Brasília, 14 (AE) - O senador Luiz Estevão (PMDB-DF) telefonou para a casa do juiz Nicolau dos Santos Neto, ex-presidente do Tribunal Regional do Trabalho (TRT) de São Paulo, e para a construtora Ikal. Os números aparecem nas contas dos telefones de sua casa, de setembro e outubro. Só se tornaram públicas porque foram incluídas, como comprovantes de despesas, na prestação de contas da campanha que ele encaminhou ao Tribunal Regional Eleitoral (TRE) do Distrito Federal.
Estevão fez duas chamadas para Santos Neto, em 5 de outubro, com duração de 2,5 e 1,08 minuto. Entre 23 de setembro e 14 de outubro, ele telefonou nove vezes para a Ikal, de sua casa. A ligação entre o senador e a Ikal e a Incal, pertencentes aos empresários Fábio Monteiro de Barros e Eduardo Ferraz, havia sido identificada pela Comissão Parlamentar de Inquérito (CPI) do Judiciário no Senado. A quebra do sigilo telefônico dessas empresas mostrou que houve 490 telefonemas entre elas e o Grupo OK, de Estevão, entre 1994 e 1998. A CPI constatou ainda que a Incal depositou nove cheques, no valor de R$ 2,28 milhões, em duas empresas do senador. Os dois grupos foram os únicos que concorreram aos US$ 139 milhões da obra, anunciados num processo de licitação com edital irregular.

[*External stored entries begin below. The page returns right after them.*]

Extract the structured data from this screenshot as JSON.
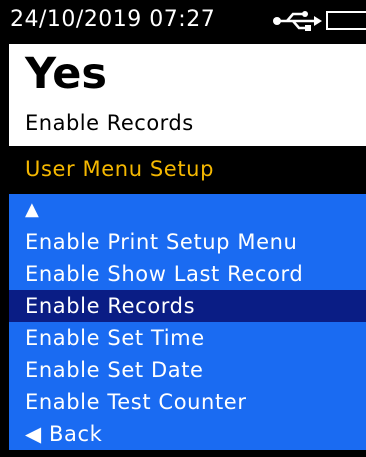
{
  "status": {
    "datetime": "24/10/2019 07:27",
    "usb_icon": "usb-icon",
    "battery_icon": "battery-icon"
  },
  "current": {
    "value": "Yes",
    "label": "Enable Records"
  },
  "menu": {
    "title": "User Menu Setup",
    "up_glyph": "▲",
    "items": [
      "Enable Print Setup Menu",
      "Enable Show Last Record",
      "Enable Records",
      "Enable Set Time",
      "Enable Set Date",
      "Enable Test Counter"
    ],
    "selected_item": "Enable Records",
    "back_label": "◀ Back"
  },
  "colors": {
    "menu_bg": "#1a6bf2",
    "selected_bg": "#0a1d85",
    "title_text": "#f5b800"
  }
}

Um dos ítens especificava que as empresas se compromoteriam a fazer a obra sem fixar as datas das parcelas do pagamento. Uma terceira empresa que tentou participar, a Santa Gisele, foi desclassificada antes da abertura das propostas. O Grupo OK perdeu a concorrência para a Incal por apenas três pontos, mas não recorreu. O fato levou o Ministério Público (MP) de São Paulo a suspeitar da união dos dois grupos na contrução do fórum, uma obra inacabada que consumiu dos cofres públicos RS 263,9 milhões. Estevão disse ter limitado-se a retornar as chamadas em que Santos Neto desejava o cumprimentar pela eleição para o Senado. Quanto aos telefonemas para a Ikal, afirmou que pode os ter feito com o objetivo de tratar de negócios ou então teriam sido dados pela filha dele, amiga da filha de Barros. "Minhas ligações com o Fábio são normais", afirmou. O senador anunciou há poucos dias que divulgaria os contratos firmado entre o Grupo OK e as empresas de Barros, mas mudou de idéia por entender que a empresa da qual é proprietário "não está sob investigação". "Minha empresa nunca fez nada com o TRT de São Paulo", justificou.
Segundo ele, a CPI deve desistir de colocá-lo como personagem dessa denúncia para investigar quem realmente teve participação no caso, "como o Tribunal Superior do Trabalho (TST), que é quem pedia o dinheiro, e o Tribunal de Contas da União (TCU), que não impediu a continuação da obra".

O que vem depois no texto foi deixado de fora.